Warren Buffett on 1999 vs. 2024: Are We in a Bubble? | Berkshire 2024

Warren Buffett on 1999 vs. 2024: Are We in a Bubble? | Berkshire 2024


[Transcript]

BECKY QUICK: Alright, Warren, earlier you talked about selling some of the Apple shares in order to build up your cash supply. And I think it’s had a lot of people wondering where you see opportunities or what might be coming or market valuations.

So I’ll ask this question from Foster Taylor. At the 1999 annual meeting, you mentioned that if you owned all of America’s 500 businesses, you would be making $334 billion while paying $10.5 trillion. You emphasize that this was not a good return on investment.

Today, by my math, the S&P 500 has a market capitalization of around $44 trillion, with profits of around $1.45 trillion. This is a very similar return on investment to the 1999 levels. Do you see similarities in the market today and the 1999 levels?

WARREN BUFFETT: Well, one thing has changed dramatically from. Well, from 1990. I misunderstood on the 1999, but there have been times in my life that I’ve been awash in so many opportunities that I could have invested everything by nightfall.

And then there’s other times when the year goes, well, not in the early days, but now we just — we haven’t seen anything that makes sense that that moves the needle.

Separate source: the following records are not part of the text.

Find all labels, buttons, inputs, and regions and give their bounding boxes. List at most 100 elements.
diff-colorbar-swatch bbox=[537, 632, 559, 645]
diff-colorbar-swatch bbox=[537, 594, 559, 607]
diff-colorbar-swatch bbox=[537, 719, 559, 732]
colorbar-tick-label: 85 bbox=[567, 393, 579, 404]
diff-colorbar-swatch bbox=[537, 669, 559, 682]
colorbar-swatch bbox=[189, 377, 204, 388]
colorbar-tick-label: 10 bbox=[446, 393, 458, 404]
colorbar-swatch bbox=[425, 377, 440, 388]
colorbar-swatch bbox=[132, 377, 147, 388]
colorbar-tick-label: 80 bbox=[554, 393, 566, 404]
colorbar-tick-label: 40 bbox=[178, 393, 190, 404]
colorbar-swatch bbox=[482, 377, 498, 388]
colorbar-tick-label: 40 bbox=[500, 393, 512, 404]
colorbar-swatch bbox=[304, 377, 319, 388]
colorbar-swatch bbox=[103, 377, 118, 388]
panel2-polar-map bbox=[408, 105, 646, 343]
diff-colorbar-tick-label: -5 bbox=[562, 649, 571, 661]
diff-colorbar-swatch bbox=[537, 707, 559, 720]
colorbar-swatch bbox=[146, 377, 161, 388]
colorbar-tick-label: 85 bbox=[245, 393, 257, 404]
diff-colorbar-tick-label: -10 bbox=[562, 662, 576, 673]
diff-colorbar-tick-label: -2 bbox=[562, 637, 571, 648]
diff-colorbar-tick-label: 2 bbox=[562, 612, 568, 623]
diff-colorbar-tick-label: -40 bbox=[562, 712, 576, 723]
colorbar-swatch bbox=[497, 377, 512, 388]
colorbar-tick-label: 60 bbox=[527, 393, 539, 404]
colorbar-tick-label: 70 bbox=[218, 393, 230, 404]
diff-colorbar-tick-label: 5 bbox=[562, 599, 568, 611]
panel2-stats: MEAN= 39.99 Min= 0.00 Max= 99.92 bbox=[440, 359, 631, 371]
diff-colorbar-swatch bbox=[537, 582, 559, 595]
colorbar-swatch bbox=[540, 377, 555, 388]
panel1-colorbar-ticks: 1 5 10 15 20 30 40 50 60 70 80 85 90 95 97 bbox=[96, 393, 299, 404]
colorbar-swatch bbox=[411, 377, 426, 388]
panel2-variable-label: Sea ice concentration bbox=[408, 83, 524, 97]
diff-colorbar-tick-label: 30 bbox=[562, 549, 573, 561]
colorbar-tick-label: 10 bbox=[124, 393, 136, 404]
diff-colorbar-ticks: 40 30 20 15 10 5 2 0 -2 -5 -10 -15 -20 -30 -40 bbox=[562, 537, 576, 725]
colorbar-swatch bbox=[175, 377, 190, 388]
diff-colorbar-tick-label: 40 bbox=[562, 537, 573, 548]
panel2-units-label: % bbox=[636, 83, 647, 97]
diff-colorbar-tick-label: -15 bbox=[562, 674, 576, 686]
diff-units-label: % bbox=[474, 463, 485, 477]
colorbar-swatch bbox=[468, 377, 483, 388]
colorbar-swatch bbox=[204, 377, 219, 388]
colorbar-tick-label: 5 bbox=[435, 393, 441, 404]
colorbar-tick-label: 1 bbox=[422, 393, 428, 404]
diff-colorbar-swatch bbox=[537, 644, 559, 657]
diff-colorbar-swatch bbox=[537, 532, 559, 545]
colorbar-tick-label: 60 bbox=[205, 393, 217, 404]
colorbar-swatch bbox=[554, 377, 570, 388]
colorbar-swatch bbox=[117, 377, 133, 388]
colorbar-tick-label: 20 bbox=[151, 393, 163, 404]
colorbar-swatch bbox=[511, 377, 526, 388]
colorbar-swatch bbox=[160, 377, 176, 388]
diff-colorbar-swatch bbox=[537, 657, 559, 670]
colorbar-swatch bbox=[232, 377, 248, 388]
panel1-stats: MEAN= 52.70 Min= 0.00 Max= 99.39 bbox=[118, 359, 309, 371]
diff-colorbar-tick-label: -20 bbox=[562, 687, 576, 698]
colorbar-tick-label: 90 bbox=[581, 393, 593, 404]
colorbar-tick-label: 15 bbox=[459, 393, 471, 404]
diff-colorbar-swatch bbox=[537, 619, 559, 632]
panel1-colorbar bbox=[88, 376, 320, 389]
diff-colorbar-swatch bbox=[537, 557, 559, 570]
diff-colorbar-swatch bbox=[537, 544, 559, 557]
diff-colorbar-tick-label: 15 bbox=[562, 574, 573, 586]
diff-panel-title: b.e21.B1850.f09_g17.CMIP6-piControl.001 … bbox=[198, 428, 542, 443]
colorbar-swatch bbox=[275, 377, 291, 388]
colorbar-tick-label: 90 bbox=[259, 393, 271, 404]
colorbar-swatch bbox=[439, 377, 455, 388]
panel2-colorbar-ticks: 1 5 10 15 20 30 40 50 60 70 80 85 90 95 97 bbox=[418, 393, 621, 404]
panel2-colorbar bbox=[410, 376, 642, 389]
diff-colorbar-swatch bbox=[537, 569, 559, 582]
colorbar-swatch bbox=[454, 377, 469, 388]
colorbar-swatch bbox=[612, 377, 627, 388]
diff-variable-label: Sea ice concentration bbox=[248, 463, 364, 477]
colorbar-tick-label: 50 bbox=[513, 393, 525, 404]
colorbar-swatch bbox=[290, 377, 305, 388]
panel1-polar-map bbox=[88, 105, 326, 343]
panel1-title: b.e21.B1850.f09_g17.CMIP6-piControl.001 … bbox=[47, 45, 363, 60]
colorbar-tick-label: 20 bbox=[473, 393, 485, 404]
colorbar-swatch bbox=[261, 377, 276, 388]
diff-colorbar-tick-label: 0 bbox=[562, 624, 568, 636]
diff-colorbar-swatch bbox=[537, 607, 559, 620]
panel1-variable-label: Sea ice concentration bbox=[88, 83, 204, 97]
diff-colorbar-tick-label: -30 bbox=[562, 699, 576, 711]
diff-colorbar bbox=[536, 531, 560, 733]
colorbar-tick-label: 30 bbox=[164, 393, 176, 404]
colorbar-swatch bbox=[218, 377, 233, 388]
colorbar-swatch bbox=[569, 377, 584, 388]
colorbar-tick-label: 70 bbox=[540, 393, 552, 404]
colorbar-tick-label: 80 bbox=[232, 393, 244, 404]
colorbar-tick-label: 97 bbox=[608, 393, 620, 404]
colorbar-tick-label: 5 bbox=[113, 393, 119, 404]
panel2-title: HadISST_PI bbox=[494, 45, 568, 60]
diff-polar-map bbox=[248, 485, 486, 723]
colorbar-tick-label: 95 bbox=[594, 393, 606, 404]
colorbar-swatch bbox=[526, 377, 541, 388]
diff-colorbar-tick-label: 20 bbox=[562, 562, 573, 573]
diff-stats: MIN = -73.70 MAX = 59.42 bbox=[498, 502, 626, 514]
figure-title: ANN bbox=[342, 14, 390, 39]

Now, we’ve made small acquisitions during the year. Our companies have made acquisitions. And we. You know, Greg and I may talk about something that involves a $300 million purchase or something like that. And, you know, if it fits well enough, we do it.

And if our managers see things that fit them, we want to look at them, because our managers do not have necessarily the same equations in mind that we do. But there’s some managers which we would have just say, you know, whatever you decide to do.

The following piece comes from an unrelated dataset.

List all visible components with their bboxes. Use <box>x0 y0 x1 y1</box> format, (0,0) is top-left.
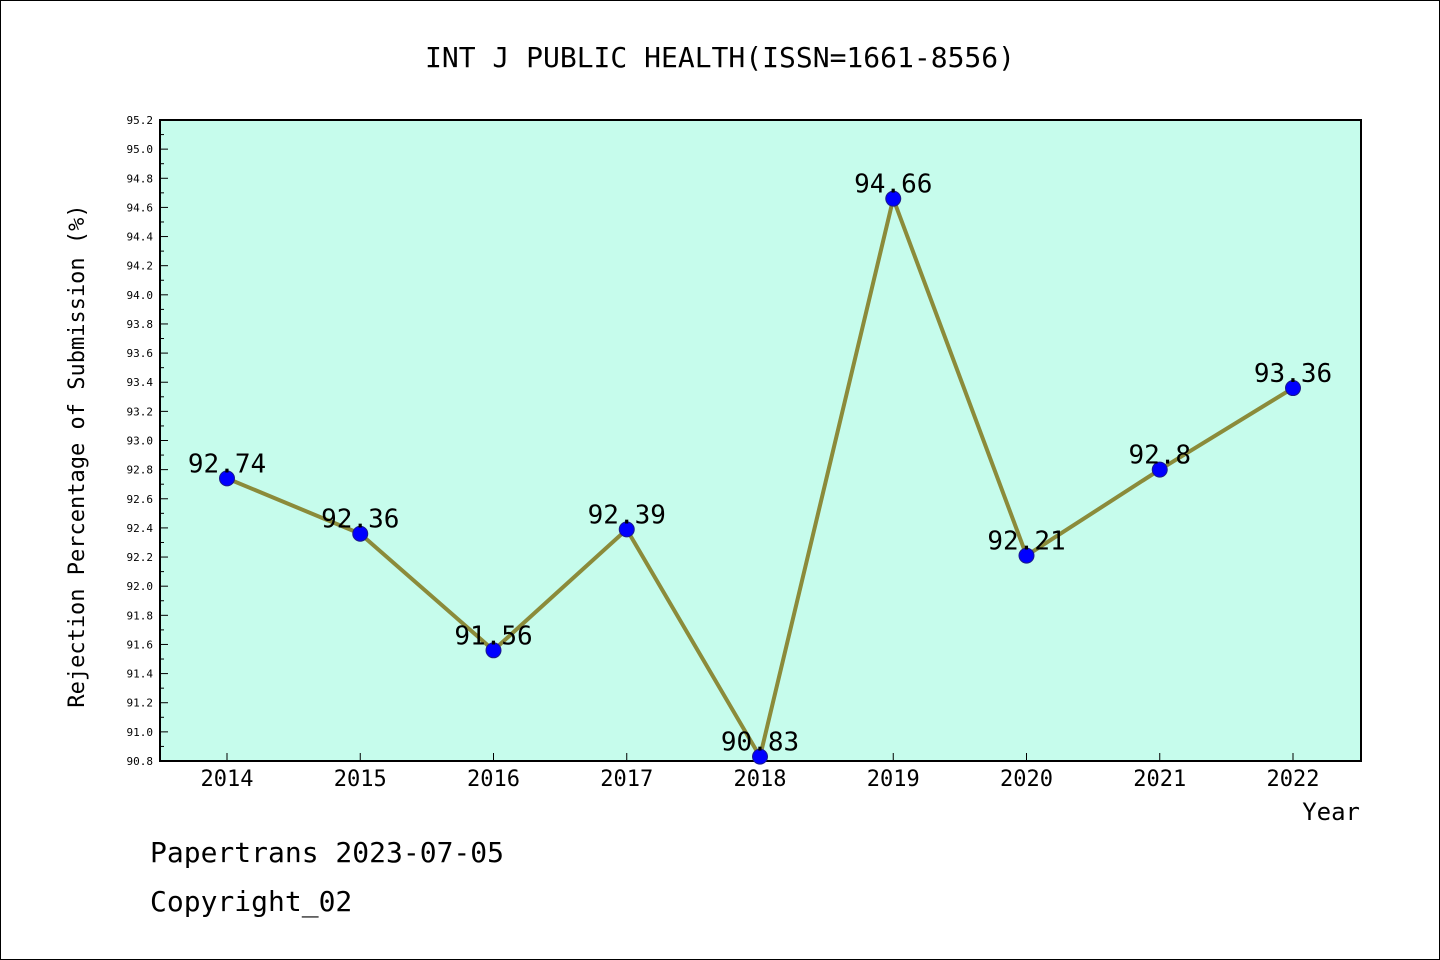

And then there’s other managers that would not know how to allocate capital, particularly, and that they don’t have to be able to be great capital allocators. If they happen to be great at serving customers and understand their own industry and all of that, you know they can be great managers.

A good many of them are capital allocators and others aren't. But this is not a time when the phone is going to be ringing often. But there are times from that, and Greg will know how to handle them as well or better than I have over time.

And, Charlie and I would, you know, we missed a lot of things, and what we really regretted was missing something that turned out to be very big. We never worried about missing something that we didn’t understand.

I mean why should we be able to, you know, predict the future of every business any more than we can predict, you know, what wheat yields are likely to be in Illinois next year? Well, not wheat in Illinois, wheat in Kansas, but corn in Illinois.

So I don’t really think of whether it’s similar to 1999 because I’m not that good on chronology anyway. Unless something really dramatic happened at the time.

I mean, I remember things from 2008 and ‘9 much better. I remember whether something happened in 2015 or 1987 or — well, 1987 I remember because of October 19. But I just don’t think that way. I just look at what I can do every day.

Greg?

GREG ABEL: I’m gonna have to use it. Nothing. Sorry. Nothing to add.

WARREN BUFFETT: Okay, well, we’ll go to station two. (Laughter & Applause)

I mean, (Applause) it’s nice to know what lines you can get an applause for. (Laughter)

 

Source: https://buffett.cnbc.com/2024-berkshire-hathaway-annual-meeting/

 

[YAPSS Takeaway]

Instead of comparing today’s market to 1999 or any other year, Buffett looks at what’s available now and makes decisions based on current opportunities. Don’t get stuck in historical comparisons—focus on what you can do today.